Cursor vs Windsurf AI IDE: Pairing and Agentic Workflows
Reviewed by Marcus Webb
Updated May 29, 2026
Quick Comparison
| Cursor | Windsurf | |
|---|---|---|
| Best For | Individual devs and small teams who want live LLM pair-programming and fast autocomplete | Teams and engineers working on large codebases needing automated, repo-aware agents and end-to-end workflows |
| Pricing | Free tier available / $20/mo Pro / $40/user/mo Teams | Free tier available / $20/mo Pro / $200/mo Max / $40/user/mo Teams |
| Winner | Our Pick |
Tool Breakdown
Overall Winner
Windsurf
Best for teams and engineers who need repo-aware, agentic automation because cascade agents plus deep codebase context handle complex multi-file workflows better.
What it does well
- Cascade agents that chain reasoning and actions across tasks
- Deep repo indexing for accurate cross-file changes and context
- Better at automating long multi-step workflows, tests, and CI edits
Watch out for
- Higher cost at Max tier for heavy automation workloads
- Steeper setup and agent tuning for complex workflows
Best For
Teams and engineers working on large codebases needing automated, repo-aware agents and end-to-end workflows
Pricing
Free tier available / $20/mo Pro / $200/mo Max / $40/user/mo Teams
Cursor
AI-native IDE focused on LLM pair-programming with Supermaven autocomplete and multi-file Composer mode.
What it does well
- Fast LLM pair-programming sessions with inline assistant
- Supermaven-powered autocomplete that reduces typing and context switching
- Composer multi-file edits and coordinated refactors
Watch out for
- Limited agentic automation for long multi-step tasks
- Less deep repo-wide indexing compared to Windsurf
Best For
Individual devs and small teams who want live LLM pair-programming and fast autocomplete
Pricing
Free tier available / $20/mo Pro / $40/user/mo Teams
Frequently Asked Questions
Which IDE is better for live pair-programming with an LLM? +
Cursor. Pick Cursor for interactive pair-programming and Composer-driven multi-file edits; Windsurf handles interactions but shines when you want agents to run workflows autonomously.

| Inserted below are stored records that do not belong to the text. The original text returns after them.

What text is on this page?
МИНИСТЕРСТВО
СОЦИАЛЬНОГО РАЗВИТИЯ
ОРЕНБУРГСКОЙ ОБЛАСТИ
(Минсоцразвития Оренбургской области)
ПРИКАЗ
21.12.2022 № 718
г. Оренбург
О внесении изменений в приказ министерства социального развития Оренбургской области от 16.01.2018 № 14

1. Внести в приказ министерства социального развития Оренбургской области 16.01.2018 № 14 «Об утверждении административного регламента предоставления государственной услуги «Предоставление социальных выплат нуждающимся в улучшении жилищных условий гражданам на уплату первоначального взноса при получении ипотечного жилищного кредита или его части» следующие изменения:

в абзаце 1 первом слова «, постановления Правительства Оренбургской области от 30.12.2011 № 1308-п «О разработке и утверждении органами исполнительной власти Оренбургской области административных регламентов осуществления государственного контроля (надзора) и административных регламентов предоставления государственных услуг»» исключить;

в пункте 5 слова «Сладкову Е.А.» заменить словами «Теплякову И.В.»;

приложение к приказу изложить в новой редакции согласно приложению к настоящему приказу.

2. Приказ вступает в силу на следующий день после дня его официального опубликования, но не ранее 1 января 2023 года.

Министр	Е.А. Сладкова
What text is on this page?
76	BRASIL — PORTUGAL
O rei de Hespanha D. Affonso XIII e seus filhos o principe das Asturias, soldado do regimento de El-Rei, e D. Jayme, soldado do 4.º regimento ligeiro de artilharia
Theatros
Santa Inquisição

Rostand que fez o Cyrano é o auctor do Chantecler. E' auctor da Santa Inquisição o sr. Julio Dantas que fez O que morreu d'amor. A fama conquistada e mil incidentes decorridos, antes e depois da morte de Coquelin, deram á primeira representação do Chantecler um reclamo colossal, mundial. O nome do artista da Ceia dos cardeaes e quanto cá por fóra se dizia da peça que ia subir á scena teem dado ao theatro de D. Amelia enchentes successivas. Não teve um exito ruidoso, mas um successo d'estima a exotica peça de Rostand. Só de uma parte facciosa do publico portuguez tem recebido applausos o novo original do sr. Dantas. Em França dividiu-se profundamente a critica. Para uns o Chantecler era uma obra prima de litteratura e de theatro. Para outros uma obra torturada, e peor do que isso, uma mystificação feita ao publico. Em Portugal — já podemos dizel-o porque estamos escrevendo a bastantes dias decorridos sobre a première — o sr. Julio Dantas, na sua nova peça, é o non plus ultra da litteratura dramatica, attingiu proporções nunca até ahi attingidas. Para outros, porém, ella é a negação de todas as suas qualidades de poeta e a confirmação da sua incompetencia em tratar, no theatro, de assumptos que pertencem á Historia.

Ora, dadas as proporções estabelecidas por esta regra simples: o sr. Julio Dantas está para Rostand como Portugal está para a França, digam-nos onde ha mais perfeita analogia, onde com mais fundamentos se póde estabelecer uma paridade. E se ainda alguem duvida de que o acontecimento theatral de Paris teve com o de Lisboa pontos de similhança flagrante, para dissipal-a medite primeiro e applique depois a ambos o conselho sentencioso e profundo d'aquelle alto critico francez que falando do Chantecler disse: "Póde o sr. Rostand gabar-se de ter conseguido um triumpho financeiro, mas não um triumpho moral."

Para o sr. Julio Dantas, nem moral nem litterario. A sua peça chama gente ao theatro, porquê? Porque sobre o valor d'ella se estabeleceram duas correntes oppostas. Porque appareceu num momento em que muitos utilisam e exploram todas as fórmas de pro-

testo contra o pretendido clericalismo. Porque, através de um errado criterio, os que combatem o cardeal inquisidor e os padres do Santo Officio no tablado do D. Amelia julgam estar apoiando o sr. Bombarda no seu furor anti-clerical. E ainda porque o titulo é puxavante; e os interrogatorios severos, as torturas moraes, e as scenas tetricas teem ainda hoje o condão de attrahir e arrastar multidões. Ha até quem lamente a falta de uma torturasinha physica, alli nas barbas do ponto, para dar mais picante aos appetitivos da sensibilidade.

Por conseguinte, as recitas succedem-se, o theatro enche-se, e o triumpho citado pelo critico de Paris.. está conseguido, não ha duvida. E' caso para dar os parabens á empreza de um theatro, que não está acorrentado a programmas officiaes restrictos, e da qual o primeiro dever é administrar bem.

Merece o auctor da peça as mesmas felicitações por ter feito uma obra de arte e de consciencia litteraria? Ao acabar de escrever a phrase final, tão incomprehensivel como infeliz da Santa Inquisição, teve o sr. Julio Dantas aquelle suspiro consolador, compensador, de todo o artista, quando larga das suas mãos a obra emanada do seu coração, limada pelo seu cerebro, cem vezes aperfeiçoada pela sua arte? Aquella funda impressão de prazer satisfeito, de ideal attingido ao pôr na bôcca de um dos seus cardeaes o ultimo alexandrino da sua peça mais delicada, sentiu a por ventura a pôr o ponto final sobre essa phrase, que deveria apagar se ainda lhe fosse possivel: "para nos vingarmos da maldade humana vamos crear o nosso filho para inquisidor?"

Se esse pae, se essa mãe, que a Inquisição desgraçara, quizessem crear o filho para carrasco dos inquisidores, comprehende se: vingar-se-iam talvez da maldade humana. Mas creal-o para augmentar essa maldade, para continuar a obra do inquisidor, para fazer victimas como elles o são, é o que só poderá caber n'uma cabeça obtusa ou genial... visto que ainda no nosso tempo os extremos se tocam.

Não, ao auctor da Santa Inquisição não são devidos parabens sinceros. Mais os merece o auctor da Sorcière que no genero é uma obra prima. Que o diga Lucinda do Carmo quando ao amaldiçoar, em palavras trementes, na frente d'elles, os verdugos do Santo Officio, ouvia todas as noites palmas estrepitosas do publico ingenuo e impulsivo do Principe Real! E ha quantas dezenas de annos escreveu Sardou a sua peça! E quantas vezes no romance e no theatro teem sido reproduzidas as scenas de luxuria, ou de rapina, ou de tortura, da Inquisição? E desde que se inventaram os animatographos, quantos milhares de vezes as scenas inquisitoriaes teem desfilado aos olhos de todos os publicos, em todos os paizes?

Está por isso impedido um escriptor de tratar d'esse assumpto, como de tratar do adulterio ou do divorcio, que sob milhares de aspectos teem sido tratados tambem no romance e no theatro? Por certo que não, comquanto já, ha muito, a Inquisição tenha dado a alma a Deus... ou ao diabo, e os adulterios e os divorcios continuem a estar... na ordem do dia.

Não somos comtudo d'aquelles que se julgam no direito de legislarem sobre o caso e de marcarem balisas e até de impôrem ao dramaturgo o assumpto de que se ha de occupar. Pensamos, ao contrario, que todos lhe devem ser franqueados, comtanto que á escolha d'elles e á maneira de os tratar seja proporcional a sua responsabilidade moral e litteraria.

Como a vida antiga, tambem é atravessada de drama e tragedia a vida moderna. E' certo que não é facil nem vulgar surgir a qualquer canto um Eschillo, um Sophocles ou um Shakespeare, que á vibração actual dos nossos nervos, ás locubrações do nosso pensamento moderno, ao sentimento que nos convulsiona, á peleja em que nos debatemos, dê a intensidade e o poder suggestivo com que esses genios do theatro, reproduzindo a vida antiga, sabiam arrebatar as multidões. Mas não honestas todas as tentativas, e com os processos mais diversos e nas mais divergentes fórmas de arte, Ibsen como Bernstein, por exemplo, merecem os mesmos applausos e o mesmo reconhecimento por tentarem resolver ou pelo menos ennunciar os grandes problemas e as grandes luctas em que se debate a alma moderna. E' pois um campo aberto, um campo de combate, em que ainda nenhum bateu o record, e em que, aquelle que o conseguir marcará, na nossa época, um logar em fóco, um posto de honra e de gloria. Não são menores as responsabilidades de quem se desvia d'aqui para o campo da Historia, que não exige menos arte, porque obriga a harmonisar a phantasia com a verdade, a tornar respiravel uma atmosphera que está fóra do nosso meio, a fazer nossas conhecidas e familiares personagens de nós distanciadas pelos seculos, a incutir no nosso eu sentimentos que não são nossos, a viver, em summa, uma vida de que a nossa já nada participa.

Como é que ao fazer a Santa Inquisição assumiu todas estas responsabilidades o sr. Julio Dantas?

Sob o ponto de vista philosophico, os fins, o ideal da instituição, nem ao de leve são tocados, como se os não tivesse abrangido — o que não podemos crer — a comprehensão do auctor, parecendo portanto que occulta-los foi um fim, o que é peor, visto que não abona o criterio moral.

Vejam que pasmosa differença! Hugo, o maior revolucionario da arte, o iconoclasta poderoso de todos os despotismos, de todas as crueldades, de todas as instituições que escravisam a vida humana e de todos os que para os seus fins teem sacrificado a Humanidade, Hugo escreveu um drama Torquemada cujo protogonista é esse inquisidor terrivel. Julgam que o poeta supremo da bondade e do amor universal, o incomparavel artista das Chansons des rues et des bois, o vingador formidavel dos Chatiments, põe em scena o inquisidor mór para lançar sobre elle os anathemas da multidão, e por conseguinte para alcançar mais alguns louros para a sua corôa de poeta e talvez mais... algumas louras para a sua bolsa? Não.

Which tool handles large monorepos and cross-file refactors better? +
Windsurf. Deep repo context and cascade agents make Windsurf far more reliable for monorepo refactors and repo-wide changes.
Is switching between them difficult and how do prices compare? +
Switching easy at git level; both offer free tiers and $20/mo Pro, but Windsurf adds $200/mo Max for heavy agent usage while Teams pricing is $40/user/mo for both.